Nancy talked about the books she has authored. In her words, “My first book covers one year of my life. Called to Live: A Chronicle of Recovery After Attempted Suicide, shows the process of a major depressive episode as it occurs, not in hindsight. My second book, Always the Fight: A Living Testimony of What Only God Can Do, is my take on the sovereignty of God with regard to life's struggles. They Were Real: Short Story Gateways Into the Thoughts of Bible Characters, was released December 30. It takes key moments in the experiences of ancient people, and adds what the person may have been thinking or feeling at the time. I could not have written this before I learned to experience emotions.”

You can interface with Nancy via her website to gain insightful information.

Her closing words, “My website is NancyVirden.com and features a bi-weekly blog on depression, suicide, and how to be supportive to a loved one who is depressed. Information on what I offer to a group as well as a list of events is also on the site.

When it comes to major depression, it is vital to get professional help. To start, seek a medical specialist, a psychiatrist, and take the prescribed medications. Then reach out for support via talk therapy; I recommend CBT therapists because it is statistically the kind of therapy that works. 

For anyone struggling with an addiction, support is your answer, too. Get to a recovery meeting and allow the wisdom there to guide your next steps. If you need rehab, do not postpone it. 

Life begins today!
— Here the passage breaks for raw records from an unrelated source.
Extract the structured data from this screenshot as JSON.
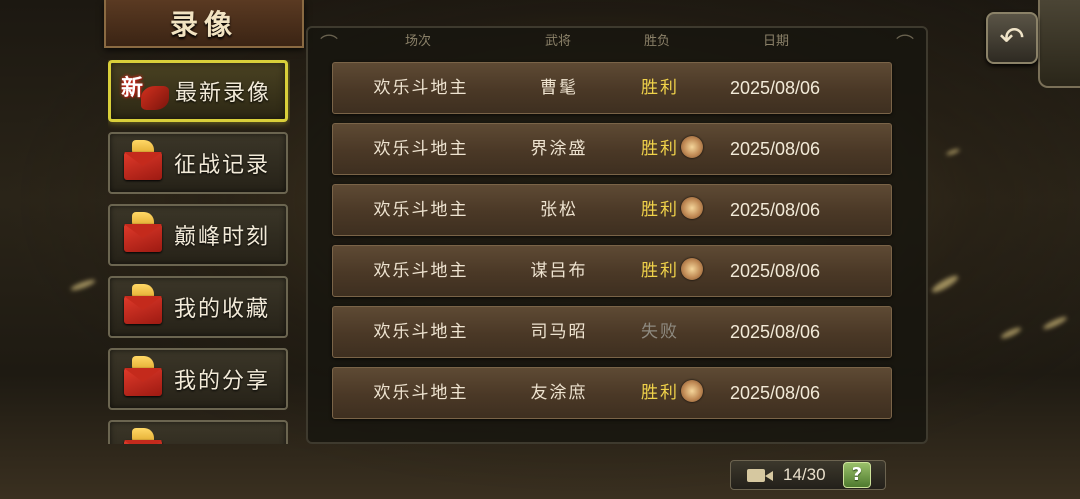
{
  "title": "录像",
  "sidebar": {
    "items": [
      {
        "label": "最新录像",
        "badge": "新",
        "icon": "new-ribbon-icon",
        "active": true
      },
      {
        "label": "征战记录",
        "icon": "envelope-flag-icon",
        "active": false
      },
      {
        "label": "巅峰时刻",
        "icon": "envelope-arrow-icon",
        "active": false
      },
      {
        "label": "我的收藏",
        "icon": "envelope-star-icon",
        "active": false
      },
      {
        "label": "我的分享",
        "icon": "envelope-share-icon",
        "active": false
      },
      {
        "label": "",
        "icon": "envelope-icon",
        "active": false
      }
    ]
  },
  "table": {
    "headers": [
      "场次",
      "武将",
      "胜负",
      "日期"
    ],
    "rows": [
      {
        "mode": "欢乐斗地主",
        "general": "曹髦",
        "result": "胜利",
        "mvp": false,
        "date": "2025/08/06"
      },
      {
        "mode": "欢乐斗地主",
        "general": "界涂盛",
        "result": "胜利",
        "mvp": true,
        "date": "2025/08/06"
      },
      {
        "mode": "欢乐斗地主",
        "general": "张松",
        "result": "胜利",
        "mvp": true,
        "date": "2025/08/06"
      },
      {
        "mode": "欢乐斗地主",
        "general": "谋吕布",
        "result": "胜利",
        "mvp": true,
        "date": "2025/08/06"
      },
      {
        "mode": "欢乐斗地主",
        "general": "司马昭",
        "result": "失败",
        "mvp": false,
        "date": "2025/08/06"
      },
      {
        "mode": "欢乐斗地主",
        "general": "友涂庶",
        "result": "胜利",
        "mvp": true,
        "date": "2025/08/06"
      }
    ]
  },
  "footer": {
    "count": "14/30",
    "help_label": "?"
  },
  "colors": {
    "win": "#f0d24a",
    "lose": "#8e8a80",
    "active_border": "#d9cf3a"
  }
}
You will never get yesterday back, and unless you change, tomorrow will be the same. Change is difficult but possible. Well-being is a challenge to maintain and it is worth it. Surrender to God can seem useless although it is the only way.

Diets will never solve a food addict's problems because they place our hope in losing weight. When our hope is in losing old thought patterns and beliefs, inner change occurs, recovery begins, and weight takes care of itself. I'm halfway to my goal weight, but almost 180 degrees from who I used to be. 

Depression and despair can be results of lost or misplaced hope. When I put my hope in food and escaped from feelings, I added to my suffering instead of finding healing. Now the disease of major depression is manageable, and food nourishes rather than destroys my health.